Quando o súdito recusa sua submissão e o funcionário se demite do cargo, a
revolução se consuma. Mas suponhamos, até, que se chegue a derramar sangue. Já
não há uma espécie de derramamento de sangue quando a consciência é ferida? Por
esse ferimento escorrem a verdadeira hombridade e a imortalidade de um homem, e
ele sangra até a morte definitiva. Vejo agora mesmo esse sangue correr. Refleti
sobre o encarceramento do infrator, e não sobre a apreensão de seus bens —
embora ambos os atos sirvam ao mesmo propósito —, porque os que se batem pela
mais pura justiça, e consequentemente são mais perigosos para um Estado
corrupto, não costumam dedicar muito tempo a acumular propriedades. A esses o
Estado presta comparativamente poucos serviços, e um pequeno imposto costuma
ser considerado exorbitante, sobretudo se eles são obrigados a pagá-lo com
dinheiro obtido com trabalho braçal. Se houvesse alguém que vivesse
inteiramente sem o uso do dinheiro, o próprio Estado hesitaria em exigir-lhe algum.
Mas o homem rico — sem querer fazer uma comparação invejosa — está sempre
vendido à instituição que o torna rico. Falando em termos gerais, quanto mais
dinheiro, menos virtude, pois o dinheiro se interpõe entre um homem e seus
objetivos, e os alcança para ele, e certamente não há grande mérito em
alcançá-los dessa maneira.
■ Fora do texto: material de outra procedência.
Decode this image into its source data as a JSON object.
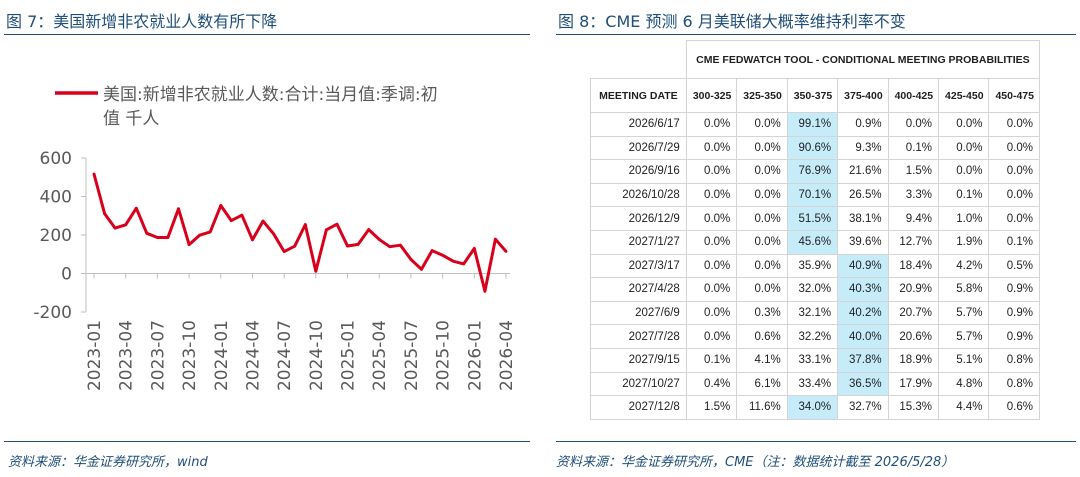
{
  "left": {
    "title": "图 7：美国新增非农就业人数有所下降",
    "source": "资料来源：华金证券研究所，wind"
  },
  "right": {
    "title": "图 8：CME 预测 6 月美联储大概率维持利率不变",
    "source": "资料来源：华金证券研究所，CME（注：数据统计截至 2026/5/28）",
    "table": {
      "tool_header": "CME FEDWATCH TOOL - CONDITIONAL MEETING PROBABILITIES",
      "columns": [
        "MEETING DATE",
        "300-325",
        "325-350",
        "350-375",
        "375-400",
        "400-425",
        "425-450",
        "450-475"
      ],
      "rows": [
        {
          "date": "2026/6/17",
          "values": [
            "0.0%",
            "0.0%",
            "99.1%",
            "0.9%",
            "0.0%",
            "0.0%",
            "0.0%"
          ],
          "highlight": 2
        },
        {
          "date": "2026/7/29",
          "values": [
            "0.0%",
            "0.0%",
            "90.6%",
            "9.3%",
            "0.1%",
            "0.0%",
            "0.0%"
          ],
          "highlight": 2
        },
        {
          "date": "2026/9/16",
          "values": [
            "0.0%",
            "0.0%",
            "76.9%",
            "21.6%",
            "1.5%",
            "0.0%",
            "0.0%"
          ],
          "highlight": 2
        },
        {
          "date": "2026/10/28",
          "values": [
            "0.0%",
            "0.0%",
            "70.1%",
            "26.5%",
            "3.3%",
            "0.1%",
            "0.0%"
          ],
          "highlight": 2
        },
        {
          "date": "2026/12/9",
          "values": [
            "0.0%",
            "0.0%",
            "51.5%",
            "38.1%",
            "9.4%",
            "1.0%",
            "0.0%"
          ],
          "highlight": 2
        },
        {
          "date": "2027/1/27",
          "values": [
            "0.0%",
            "0.0%",
            "45.6%",
            "39.6%",
            "12.7%",
            "1.9%",
            "0.1%"
          ],
          "highlight": 2
        },
        {
          "date": "2027/3/17",
          "values": [
            "0.0%",
            "0.0%",
            "35.9%",
            "40.9%",
            "18.4%",
            "4.2%",
            "0.5%"
          ],
          "highlight": 3
        },
        {
          "date": "2027/4/28",
          "values": [
            "0.0%",
            "0.0%",
            "32.0%",
            "40.3%",
            "20.9%",
            "5.8%",
            "0.9%"
          ],
          "highlight": 3
        },
        {
          "date": "2027/6/9",
          "values": [
            "0.0%",
            "0.3%",
            "32.1%",
            "40.2%",
            "20.7%",
            "5.7%",
            "0.9%"
          ],
          "highlight": 3
        },
        {
          "date": "2027/7/28",
          "values": [
            "0.0%",
            "0.6%",
            "32.2%",
            "40.0%",
            "20.6%",
            "5.7%",
            "0.9%"
          ],
          "highlight": 3
        },
        {
          "date": "2027/9/15",
          "values": [
            "0.1%",
            "4.1%",
            "33.1%",
            "37.8%",
            "18.9%",
            "5.1%",
            "0.8%"
          ],
          "highlight": 3
        },
        {
          "date": "2027/10/27",
          "values": [
            "0.4%",
            "6.1%",
            "33.4%",
            "36.5%",
            "17.9%",
            "4.8%",
            "0.8%"
          ],
          "highlight": 3
        },
        {
          "date": "2027/12/8",
          "values": [
            "1.5%",
            "11.6%",
            "34.0%",
            "32.7%",
            "15.3%",
            "4.4%",
            "0.6%"
          ],
          "highlight": 2
        }
      ],
      "highlight_color": "#c6ecfa"
    }
  },
  "chart_data": {
    "type": "line",
    "title": "",
    "xlabel": "",
    "ylabel": "",
    "ylim": [
      -200,
      600
    ],
    "yticks": [
      -200,
      0,
      200,
      400,
      600
    ],
    "xtick_labels": [
      "2023-01",
      "2023-04",
      "2023-07",
      "2023-10",
      "2024-01",
      "2024-04",
      "2024-07",
      "2024-10",
      "2025-01",
      "2025-04",
      "2025-07",
      "2025-10",
      "2026-01",
      "2026-04"
    ],
    "grid": false,
    "legend_position": "top",
    "series": [
      {
        "name": "美国:新增非农就业人数:合计:当月值:季调:初值 千人",
        "color": "#d9001b",
        "x": [
          "2023-01",
          "2023-02",
          "2023-03",
          "2023-04",
          "2023-05",
          "2023-06",
          "2023-07",
          "2023-08",
          "2023-09",
          "2023-10",
          "2023-11",
          "2023-12",
          "2024-01",
          "2024-02",
          "2024-03",
          "2024-04",
          "2024-05",
          "2024-06",
          "2024-07",
          "2024-08",
          "2024-09",
          "2024-10",
          "2024-11",
          "2024-12",
          "2025-01",
          "2025-02",
          "2025-03",
          "2025-04",
          "2025-05",
          "2025-06",
          "2025-07",
          "2025-08",
          "2025-09",
          "2025-10",
          "2025-11",
          "2025-12",
          "2026-01",
          "2026-02",
          "2026-03",
          "2026-04"
        ],
        "values": [
          517,
          311,
          236,
          253,
          339,
          209,
          187,
          187,
          336,
          150,
          199,
          216,
          353,
          275,
          303,
          175,
          272,
          206,
          114,
          142,
          254,
          12,
          227,
          256,
          143,
          151,
          228,
          177,
          139,
          147,
          73,
          22,
          119,
          95,
          64,
          50,
          130,
          -92,
          178,
          115
        ]
      }
    ]
  }
}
Agindo assim, ele deixa de lado muitas questões que,
de outro modo, seria obrigado a responder; ao passo que a única nova questão
que ele se coloca é a difícil e supérflua de saber como gastar o dinheiro.
Assim, seu terreno moral é tirado de sob seus pés. As oportunidades de viver
diminuem na mesma proporção em que se acumulam os chamados “meios”. Quando fica
rico, o melhor que um homem tem a fazer por sua cultura é tentar levar a cabo os
planos que cogitava quando era pobre. Cristo respondeu aos súditos de Herodes
de acordo com a situação deles. “Mostrai-me o dinheiro dos tributos”, disse; e
um dos homens tirou do bolso uma moeda. Se vocês usam dinheiro com a imagem de
César gravada, e que se tornou corrente e válido, isto é, se vocês são homens
do Estado, e com alegria usufruem as vantagens do governo de César, então
restituamlhe um pouco do que é dele quando ele o exige: “Dai pois a César o que
é de César, e a Deus o que é de Deus”, disse, deixando-os sem saber mais do que
antes sobre qual era qual, pois eles mesmos não queriam saber. Quando converso
com os mais livres dos meus concidadãos, percebo que, não importa o que eles
possam dizer sobre a magnitude e a seriedade da questão, e qualquer que seja
seu apreço pela tranquilidade pública, o fato é que eles não podem abrir mão da
proteção do governo atual e temem as consequências da desobediência sobre suas
propriedades e suas famílias. De minha parte, não gosto de pensar que um dia venha
a depender da proteção do Estado. Mas, se eu nego sua autoridade quando ele
impõe seus tributos, ele logo tomará e devastará todas as minhas propriedades,
e importunará a mim e a meus filhos para sempre. Isso é duro. Isso torna
impossível a um homem viver honestamente, e ao mesmo tempo com conforto, no que
diz respeito ao aspecto exterior.
Não
valerá a pena acumular bens; com certeza seriam tomados de novo. O que se deve
fazer é arrendar ou tomar posse de uma terra qualquer e não cultivar senão uma
pequena lavoura, se alimentando logo de sua produção. Viver para a própria
subsistência e não depender senão de si próprio, sempre com uma muda de roupa à
mão e pronto para recomeçar, sem se prender a muitos negócios. Um homem pode
ficar rico até mesmo na Turquia, se for, sob todos os aspectos, um bom súdito
do governo turco. Confúcio disse: “Se um Estado é governado pelos princípios da
razão, pobreza e desgraça são objetos de vergonha; se um Estado não é governado
pelos princípios da razão, as riquezas e honrarias são objetos de vergonha”.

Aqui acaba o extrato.